Red Reign (M2091 Sizes: 4-12 and 12-20) This latest design from Ichigo Black is a simple corset and quirky one-sleeved bolero, over a gathered high-low skirt with short hoop support. The crown is not included. It’s a versatile pattern with more options than they illustrate. You can cherry pick sleeve bits to make your own look. You can make them the same or not, with puff or without, with ruffle or without. You can swap the ruffle and the sleeve cap if you want. Just pull the pieces you like and put them together. Try as I might, I can’t find a pattern piece for that cap sleeve under the wing sleeve on the bare right arm, so I don’t know what that is. The available pieces are right sleeve, sleeve puff, upper sleeve (goes under the puff portion to support the puff), lower sleeve, and sleeve ruffle.
The applique on the back is a bat, but there is so much trim down the center back that it’s hard to see. Add in that the center back also laces up, and the identifiable bat shape gets lost altogether. The corset has five pattern pieces. It laces in the back and is without a busk. The skirt has three pattern pieces. The hoop is straightforward, and simple to make.
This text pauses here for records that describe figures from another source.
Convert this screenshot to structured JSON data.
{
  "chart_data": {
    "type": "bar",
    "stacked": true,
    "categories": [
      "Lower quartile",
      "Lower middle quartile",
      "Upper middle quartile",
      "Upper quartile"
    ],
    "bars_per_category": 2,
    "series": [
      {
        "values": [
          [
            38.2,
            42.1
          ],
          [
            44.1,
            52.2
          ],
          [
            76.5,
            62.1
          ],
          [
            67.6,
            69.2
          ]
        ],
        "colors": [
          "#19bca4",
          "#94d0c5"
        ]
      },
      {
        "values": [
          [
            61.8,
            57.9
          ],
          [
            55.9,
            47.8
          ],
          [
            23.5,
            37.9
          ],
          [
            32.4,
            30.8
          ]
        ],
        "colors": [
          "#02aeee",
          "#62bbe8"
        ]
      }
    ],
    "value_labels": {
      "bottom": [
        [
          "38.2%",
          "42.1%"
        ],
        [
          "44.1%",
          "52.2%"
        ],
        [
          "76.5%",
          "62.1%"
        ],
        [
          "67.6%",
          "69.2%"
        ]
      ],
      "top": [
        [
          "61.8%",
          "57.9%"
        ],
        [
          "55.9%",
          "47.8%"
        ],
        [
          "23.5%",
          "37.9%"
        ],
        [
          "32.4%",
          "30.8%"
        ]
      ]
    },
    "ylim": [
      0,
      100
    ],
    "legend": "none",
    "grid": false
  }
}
This pattern is meant to get you out-of-the box and open to using many different kinds of fabrics in your work. It’s a great way to add interest and texture. The pattern tips help you choose needles that will help you sew this wider selection of fabrics.
Cloak: Phantasy (M2092, sizes S-M and L-XL) is an inspired set of cloaks that are worthy of the purchase of an actual pattern. For the most part, not a soul needs a pattern to make a cloak. Most of us have been making them from towels since we could walk. These, however, are not just square pieces sewn together. These have an actual shape.
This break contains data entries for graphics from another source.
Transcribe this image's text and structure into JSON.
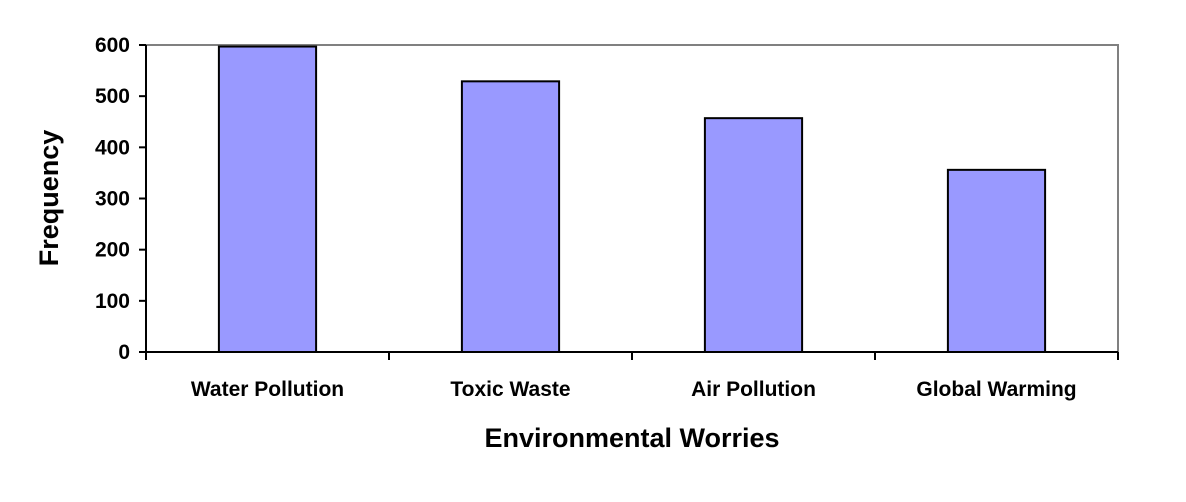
{
  "chart_data": {
    "type": "bar",
    "title": "",
    "xlabel": "Environmental Worries",
    "ylabel": "Frequency",
    "categories": [
      "Water Pollution",
      "Toxic Waste",
      "Air Pollution",
      "Global Warming"
    ],
    "values": [
      597,
      529,
      457,
      356
    ],
    "ylim": [
      0,
      600
    ],
    "yticks": [
      0,
      100,
      200,
      300,
      400,
      500,
      600
    ],
    "ytick_labels": [
      "0",
      "100",
      "200",
      "300",
      "400",
      "500",
      "600"
    ],
    "grid": false,
    "legend": "none"
  },
  "colors": {
    "bar_fill": "#9999ff",
    "bar_stroke": "#000000",
    "axis": "#000000",
    "plot_border": "#808080",
    "background": "#ffffff"
  }
}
View A is set on a pretty nice neck corset that you could use on its own. The cloak is reminiscent of an art deco cocoon coat, leaning hard toward elvish. The sample garment on the envelope is not showing the pattern to its best effect. The pattern pieces are not just rectangles gathered onto the neck corset. They are gracefully shaped. The fabric choice does not show this well. I’d love to see this in a softer, floatier silk habotai—perhaps hand painted— with the neck corset in an underlined gold lamé. In short, it’s not your basic cloak.
View B suffers from a poor photo shoot. Don’t let the picture fool you. The vest-front piece is not just a flat piece with shirring on top, as it appears. If you look at the picture closely, you will see that it’s been laced too tightly so it’s pulling at the bottom waistband and it’s not fitting over the bust. An examination of the pattern pieces shows that there is indeed a shaped bust, and if there had not been an attempt to lace the front closed it would not be gaping at the sides. Granted, this is a size XL on a size 10 form, but it’s clear that there is a bust shape.
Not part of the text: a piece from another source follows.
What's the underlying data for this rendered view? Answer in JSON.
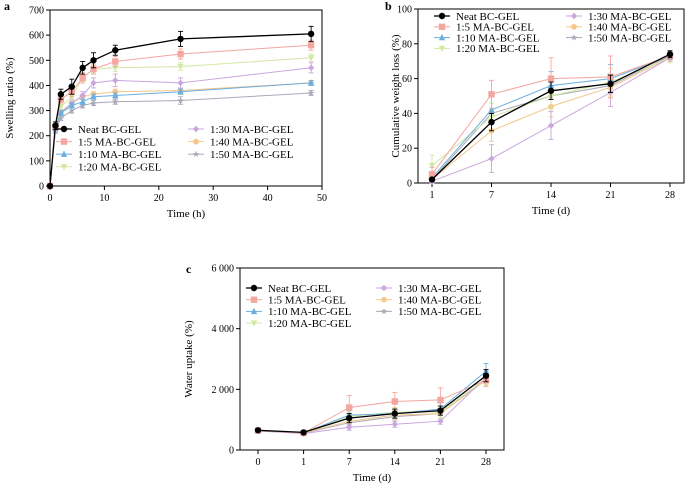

The point is that it’s not actually a top. It “is a dramatic cape with an adjustable bodice piece designed for keeping your cape in place when fighting super villains.” Anyone who has worn an asymmetrical cape/cloak knows why one would need the vest front to keep it in place. It’s left open in front so that one can see your actual costume underneath. The top strap is actually sewn to the cloak. It’s a fantastic idea, and it’s from the amazing designers at McCalls. I think I might ignore the smaller size range, and just use the L-XL no matter what size you are aiming for. Be sure you baste the vest-front pieces and check the fit before you place the shirred pieces on top to make sure there is enough bust cup for you. You might even just leave off the shirring and cut the base pieces twice and give it a simpler corset look. Any way you approach it, it’s da bomb. Sewing tips for this pattern inspire you to repurpose old jewelry for special details.